High Burdens for Dismissals of Employees on Long-Term Sick Leave

Many obstacles exist for dismissing employees on long-term sick leave. While hiring temporary or permanent staff to cover their absence may seem reasonable, a detailed explanation to the works council and clarification of the employer's subjective motivation is imperative.

Extended periods of absence due to illness do not automatically justify dismissal

A recent case at the Regional Labor Court of Schleswig-Holstein underscored this issue (LAG Schleswig-Holstein, judgment of 10.01.2024 - 3 Sa 74/23). The plaintiff had been intermittently sick since October 2021 and permanently unable to work since December 2021, with no expected recovery for at least two years. Initially, the defendant employer attempted to redistribute the workload among several employees, but this proved unsuccessful. Consequently, the defendant permanently reassigned the plaintiff's tasks to another employee.

Subsequently, the defendant unilaterally terminated the employment relationship with the plaintiff in November 2022 by issuing a notice of termination with a period of notice. Prior to this, the defendant had consulted its works council regarding the intended termination in accordance with Section 102 of the Works Constitution Act, and the works council had approved it.

In the detailed hearing letter, the defendant justified its decision by stating that the plaintiff's ability to work could no longer be expected to be restored due to the prolonged absence, and the workplace's functioning was unreasonably compromised due to the uncompensated loss of working capacity. Moreover, the defendant argued that it had offered the plaintiff a so-called site reintegration management (Betriebliches Eingliederungsmanagement – BEM) twice, but she had declined both times.

The plaintiff contested this, arguing that there was no negative prognosis regarding her health, and her doctors had confirmed she would be fully fit for work by October 2024. She also claimed that the offers of site reintegration management had been made at inopportune times due to her hospital stays, a fact incorrectly stated in the hearing letter.
The Elmshorn Labor Court had initially upheld the dismissal (3 Ca 1330 d/22).

Permanent replacement options should be avoided

However, the Schleswig-Holstein Higher Labor Court dismissed the appeal, affirming that the dismissal was legally flawed and socially unjustified. The dismissal was invalid pursuant to Section 1 (1) Act Against Unfair Dismissals Act (Kündigungsschutzgesetz) as it was not socially justified. A dismissal for personal reasons due to long-term illness is socially justified within the meaning of Section 1 (2) Act Against Unfair Dismissals if:

  1. there is a negative prognosis with regard to the expected duration of the illness;
  2. a significant impairment of the interests of the site due to the inability to work;
  3. a weighing of interests makes it clear that the adverse effects on the site lead to a burden on the employer that is no longer reasonably acceptable.
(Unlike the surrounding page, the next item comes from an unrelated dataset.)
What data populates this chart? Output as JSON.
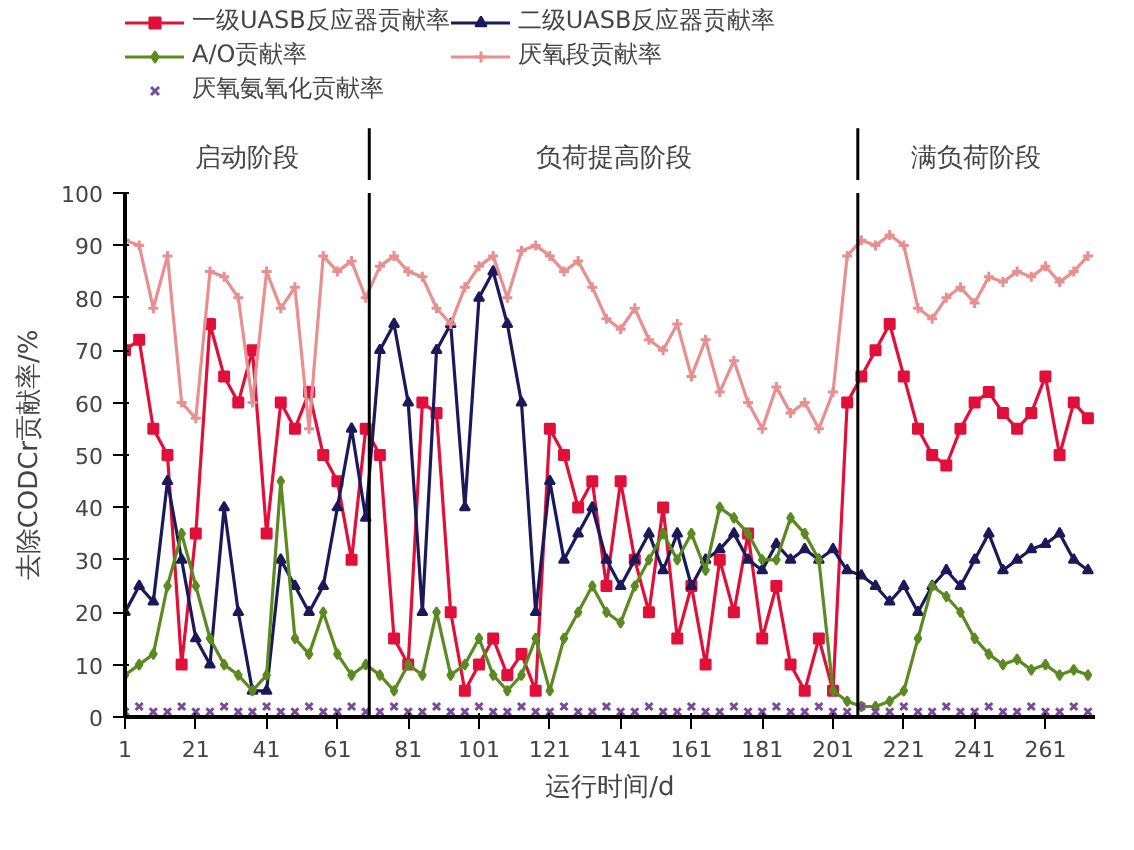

In the case of long-term absences from work, it can regularly be assumed that there is a significant impairment of the interests of the site. If an employee has no certain knowledge of when he or she will be able to work again, this is equivalent to a permanent incapacity to work if recovery is not expected for at least the next 24 months. On the other hand, however, employers could typically bridge a temporary replacement with a fixed-term employment relationship for a period of up to 24 months without difficulty in accordance with Section 14 (2) sentence 1 Act on Part Time and Term Work (Teilzeit- und Befristungsgesetz).

The defendant had not (sufficiently) submitted any significant impairment on site (2nd stage). The defendant only referred to the fact that a "future (...) restoration of the ability to work is (not) to be expected.". Although such a statement fulfils the requirements for a negative prognosis, it is not clear why this would also lead to considerable restrictions on the site for the period in question. It therefore follows that the long-term incapacity was not the reason for the dismissal.

Instead, operational impairments would result from the fact that the defendant had permanently assigned the plaintiff's tasks to another employee. The workplace was therefore double staffed. The hiring of a permanent employee or the permanent assignment of such an employee would likely be justified if temporary employees could not be found. For such an argument, however, the defendant would have had to prove corresponding efforts, such as the unsuccessful search for a temporary employee.

The works council hearing was also incorrect. Since the defendant had reassigned a permanent employee, the plaintiff's workplace was now permanently double-staffed. This was the actual reason for the dismissal. However, the defendant had not reported this fact sufficiently or at all in the hearing. The defendant had itself created the reason for the dismissal by double staffing and left it unmentioned. Therefore, the works council was not in a position to review the validity and weight of the reasons for termination.

High demands on practice

The decision of the Schleswig-Holstein Higher Labor Court illustrates the high standards that case law sets for dismissals on the grounds of illness. The rejection of a reintegration management in the site is by no means sufficient to justify a dismissal. The hiring of at least temporary replacement staff should be carefully examined. If the current difficult labor market situation does not permit the use of temporary staff, these recruitment efforts should be recorded in detail and only then should permanent staff be sought.

To avoid the failure of a dismissal due to the works council hearing, it must be prepared carefully and with sufficient detail and background information. The employer's subjective (obvious) motivation for the dismissal must also be mentioned.